2) Exhaust velocity and propulsive efficiency

  • Why does the core exhaust velocity increase with hydrogen?
  • How does this affect propulsive efficiency?
  • Why does the bypass stream remain unchanged?

Relate your answer to the discussion of exhaust composition and \(c_p\) in the notes.


3) Thermal efficiency gains

  • Why does hydrogen show a systematic increase in thermal efficiency?
  • How is this related to:
  • gas composition,
  • turbine expansion,
  • heat capacity effects?

Explain why this does not automatically translate into lower TSEC.

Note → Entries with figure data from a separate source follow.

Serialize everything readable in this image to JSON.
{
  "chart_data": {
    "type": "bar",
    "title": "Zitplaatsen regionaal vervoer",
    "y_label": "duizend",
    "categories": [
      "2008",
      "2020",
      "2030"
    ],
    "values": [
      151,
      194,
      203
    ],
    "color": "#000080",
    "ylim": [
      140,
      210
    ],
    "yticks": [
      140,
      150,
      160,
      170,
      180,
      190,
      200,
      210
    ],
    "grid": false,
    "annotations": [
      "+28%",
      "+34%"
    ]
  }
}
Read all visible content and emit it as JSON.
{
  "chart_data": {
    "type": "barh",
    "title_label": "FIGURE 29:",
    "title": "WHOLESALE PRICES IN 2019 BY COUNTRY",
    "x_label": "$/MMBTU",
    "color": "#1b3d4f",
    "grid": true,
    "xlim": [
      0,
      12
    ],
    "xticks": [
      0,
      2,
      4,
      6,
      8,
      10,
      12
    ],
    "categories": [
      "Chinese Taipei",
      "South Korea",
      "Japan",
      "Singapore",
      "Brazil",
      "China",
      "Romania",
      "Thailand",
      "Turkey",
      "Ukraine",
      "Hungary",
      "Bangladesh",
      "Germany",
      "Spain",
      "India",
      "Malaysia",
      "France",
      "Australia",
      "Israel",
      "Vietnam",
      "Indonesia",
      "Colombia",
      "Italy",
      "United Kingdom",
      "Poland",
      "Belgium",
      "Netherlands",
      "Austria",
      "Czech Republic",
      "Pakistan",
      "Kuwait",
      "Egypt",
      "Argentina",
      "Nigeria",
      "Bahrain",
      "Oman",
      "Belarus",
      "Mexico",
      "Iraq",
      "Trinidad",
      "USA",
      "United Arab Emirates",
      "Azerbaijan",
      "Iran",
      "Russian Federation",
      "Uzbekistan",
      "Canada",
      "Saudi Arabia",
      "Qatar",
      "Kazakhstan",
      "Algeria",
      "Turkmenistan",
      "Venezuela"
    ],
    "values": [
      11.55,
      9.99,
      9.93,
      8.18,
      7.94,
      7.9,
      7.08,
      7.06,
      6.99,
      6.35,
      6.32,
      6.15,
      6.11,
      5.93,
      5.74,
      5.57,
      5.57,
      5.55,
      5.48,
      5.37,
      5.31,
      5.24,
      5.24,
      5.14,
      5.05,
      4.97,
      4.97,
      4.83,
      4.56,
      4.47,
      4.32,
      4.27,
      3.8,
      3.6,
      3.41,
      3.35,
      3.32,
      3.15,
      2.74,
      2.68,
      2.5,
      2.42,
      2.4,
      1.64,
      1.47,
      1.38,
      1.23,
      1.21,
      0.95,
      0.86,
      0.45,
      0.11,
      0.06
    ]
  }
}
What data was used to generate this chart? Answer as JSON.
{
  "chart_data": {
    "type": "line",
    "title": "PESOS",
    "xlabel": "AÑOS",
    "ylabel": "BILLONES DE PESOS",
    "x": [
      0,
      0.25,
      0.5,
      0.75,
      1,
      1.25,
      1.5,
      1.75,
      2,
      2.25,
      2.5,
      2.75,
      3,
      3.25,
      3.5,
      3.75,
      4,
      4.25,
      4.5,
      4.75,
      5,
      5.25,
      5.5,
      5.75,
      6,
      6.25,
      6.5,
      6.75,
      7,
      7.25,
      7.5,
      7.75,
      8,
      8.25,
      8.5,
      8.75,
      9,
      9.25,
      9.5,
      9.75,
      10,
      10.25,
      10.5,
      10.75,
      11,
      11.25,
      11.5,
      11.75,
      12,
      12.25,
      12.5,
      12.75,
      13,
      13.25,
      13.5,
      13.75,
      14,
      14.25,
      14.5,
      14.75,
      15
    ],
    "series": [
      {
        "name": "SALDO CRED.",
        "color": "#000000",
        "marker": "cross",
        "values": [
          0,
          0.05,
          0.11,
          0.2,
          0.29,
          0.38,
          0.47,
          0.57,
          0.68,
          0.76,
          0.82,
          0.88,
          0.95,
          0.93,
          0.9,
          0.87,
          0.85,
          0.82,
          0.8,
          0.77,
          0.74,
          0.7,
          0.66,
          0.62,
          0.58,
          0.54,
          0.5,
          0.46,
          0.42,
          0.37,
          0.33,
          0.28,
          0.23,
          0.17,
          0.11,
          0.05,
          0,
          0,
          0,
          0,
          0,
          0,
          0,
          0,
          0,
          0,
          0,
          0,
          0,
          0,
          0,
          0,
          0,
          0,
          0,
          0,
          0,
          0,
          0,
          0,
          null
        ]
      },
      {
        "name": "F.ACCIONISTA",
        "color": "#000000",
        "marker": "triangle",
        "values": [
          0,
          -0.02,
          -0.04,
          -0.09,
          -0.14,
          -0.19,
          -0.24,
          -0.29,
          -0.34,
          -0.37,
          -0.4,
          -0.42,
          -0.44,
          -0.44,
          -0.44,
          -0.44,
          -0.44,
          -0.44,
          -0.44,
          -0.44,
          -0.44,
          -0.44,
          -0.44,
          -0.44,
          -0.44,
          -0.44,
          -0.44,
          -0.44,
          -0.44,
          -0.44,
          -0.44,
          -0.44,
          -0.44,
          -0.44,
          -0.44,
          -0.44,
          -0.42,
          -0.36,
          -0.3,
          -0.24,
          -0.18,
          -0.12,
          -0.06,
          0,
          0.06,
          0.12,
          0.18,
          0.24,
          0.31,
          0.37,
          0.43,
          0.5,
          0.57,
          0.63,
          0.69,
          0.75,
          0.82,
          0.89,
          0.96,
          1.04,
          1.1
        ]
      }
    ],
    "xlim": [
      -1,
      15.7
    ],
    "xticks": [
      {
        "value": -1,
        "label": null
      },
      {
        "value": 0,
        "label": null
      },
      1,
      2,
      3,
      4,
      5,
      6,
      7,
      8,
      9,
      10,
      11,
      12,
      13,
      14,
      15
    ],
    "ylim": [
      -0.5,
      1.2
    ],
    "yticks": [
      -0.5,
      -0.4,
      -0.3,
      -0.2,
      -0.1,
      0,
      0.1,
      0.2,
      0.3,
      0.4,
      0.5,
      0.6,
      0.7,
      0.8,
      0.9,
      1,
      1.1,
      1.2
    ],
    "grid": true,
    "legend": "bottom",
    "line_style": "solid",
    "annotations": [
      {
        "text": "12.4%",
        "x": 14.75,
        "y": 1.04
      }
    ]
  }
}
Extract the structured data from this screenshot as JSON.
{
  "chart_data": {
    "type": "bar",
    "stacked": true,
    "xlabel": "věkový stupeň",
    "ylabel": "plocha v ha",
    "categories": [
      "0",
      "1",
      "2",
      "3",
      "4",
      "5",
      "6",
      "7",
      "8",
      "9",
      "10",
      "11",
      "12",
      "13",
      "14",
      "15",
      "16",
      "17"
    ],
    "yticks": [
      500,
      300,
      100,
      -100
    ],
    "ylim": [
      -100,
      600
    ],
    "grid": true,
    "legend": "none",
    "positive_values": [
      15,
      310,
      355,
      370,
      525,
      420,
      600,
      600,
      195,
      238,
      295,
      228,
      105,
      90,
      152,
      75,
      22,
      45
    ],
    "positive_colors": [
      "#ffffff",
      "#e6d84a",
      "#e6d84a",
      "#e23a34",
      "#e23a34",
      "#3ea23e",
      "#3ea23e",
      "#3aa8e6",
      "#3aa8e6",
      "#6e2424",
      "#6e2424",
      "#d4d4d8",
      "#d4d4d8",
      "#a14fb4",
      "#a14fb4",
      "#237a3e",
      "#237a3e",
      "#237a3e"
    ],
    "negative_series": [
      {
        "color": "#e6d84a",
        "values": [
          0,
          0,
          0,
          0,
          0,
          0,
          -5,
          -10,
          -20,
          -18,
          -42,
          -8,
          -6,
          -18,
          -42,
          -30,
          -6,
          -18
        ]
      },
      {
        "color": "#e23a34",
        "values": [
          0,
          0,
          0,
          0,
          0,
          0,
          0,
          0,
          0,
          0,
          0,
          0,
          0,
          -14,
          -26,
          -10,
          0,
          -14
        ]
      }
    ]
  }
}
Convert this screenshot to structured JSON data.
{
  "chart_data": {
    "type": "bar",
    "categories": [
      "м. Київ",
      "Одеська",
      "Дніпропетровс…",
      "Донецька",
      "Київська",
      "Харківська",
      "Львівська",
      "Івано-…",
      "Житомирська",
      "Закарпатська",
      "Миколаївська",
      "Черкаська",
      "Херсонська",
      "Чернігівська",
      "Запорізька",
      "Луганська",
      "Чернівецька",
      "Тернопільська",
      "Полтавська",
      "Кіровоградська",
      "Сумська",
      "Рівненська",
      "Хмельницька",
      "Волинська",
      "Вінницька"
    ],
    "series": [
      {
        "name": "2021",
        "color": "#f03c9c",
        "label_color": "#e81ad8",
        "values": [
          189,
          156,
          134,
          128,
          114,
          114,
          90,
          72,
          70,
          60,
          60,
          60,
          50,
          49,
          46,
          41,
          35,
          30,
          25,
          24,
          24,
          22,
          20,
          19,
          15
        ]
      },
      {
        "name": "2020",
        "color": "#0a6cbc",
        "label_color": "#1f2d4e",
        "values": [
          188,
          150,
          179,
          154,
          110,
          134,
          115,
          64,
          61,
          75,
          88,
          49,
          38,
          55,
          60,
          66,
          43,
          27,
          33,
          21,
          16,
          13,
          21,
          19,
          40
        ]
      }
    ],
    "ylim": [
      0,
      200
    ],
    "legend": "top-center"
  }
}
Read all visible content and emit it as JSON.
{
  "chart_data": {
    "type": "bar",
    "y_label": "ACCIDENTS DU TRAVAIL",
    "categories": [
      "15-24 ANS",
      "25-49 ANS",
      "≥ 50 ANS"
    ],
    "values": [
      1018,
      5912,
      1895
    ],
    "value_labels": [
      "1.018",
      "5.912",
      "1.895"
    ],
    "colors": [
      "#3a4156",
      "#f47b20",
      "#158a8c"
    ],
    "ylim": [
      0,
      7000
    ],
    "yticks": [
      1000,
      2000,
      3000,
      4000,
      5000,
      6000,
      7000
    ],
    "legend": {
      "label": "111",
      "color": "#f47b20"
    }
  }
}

4) Turbine inlet temperature as a design lever

  • Why can hydrogen achieve the same TSEC or thrust with a lower \(T_4\)?
  • What are the implications for:
  • NOx formation,
  • turbine blade life,
  • material limits?

Student tasks

Task 1 — Comparative table interpretation (core)

Using the script output, summarize in a short table:

  • TSFC
  • TSEC
  • thermal efficiency
  • propulsive efficiency
  • specific thrust

for:

  • same-design,
  • same-TSEC,
  • same-specific-thrust cases.

For each case, write 2–3 lines explaining the dominant physical mechanism.


Task 2 — Efficiency decomposition

For one comparison mode of your choice:

  • explain qualitatively how:

  • mass flow rate,

  • combustion chamber composition,
  • turbine expansion contribute to the observed efficiency changes.

You may refer to the Brayton-cycle interpretation from the notes.


Task 3 — Engineering interpretation

In 10–12 lines, answer:

  • Why does hydrogen not dramatically reduce TSEC in a conventional turbofan?
  • Why is hydrogen nevertheless attractive from a cycle-design perspective?
  • Which limitations of this exercise could be overcome only with unconventional cycles?

Limitations (important)

This exercise assumes:

  • fixed engine architecture,
  • no heat exchangers,
  • no inlet cooling,
  • no recovery of cryogenic fuel exergy,
  • identical component efficiencies.

Therefore:

  • results apply to conventional turbofans only,
  • they do not represent the full potential of hydrogen-enabled cycles.

Key takeaway

Hydrogen fundamentally changes mass flow rates and hot fluid properties,
but energy efficiency (TSEC) remains largely dictated by the Brayton cycle itself.

Meaningful gains require architectural innovation, not fuel substitution alone.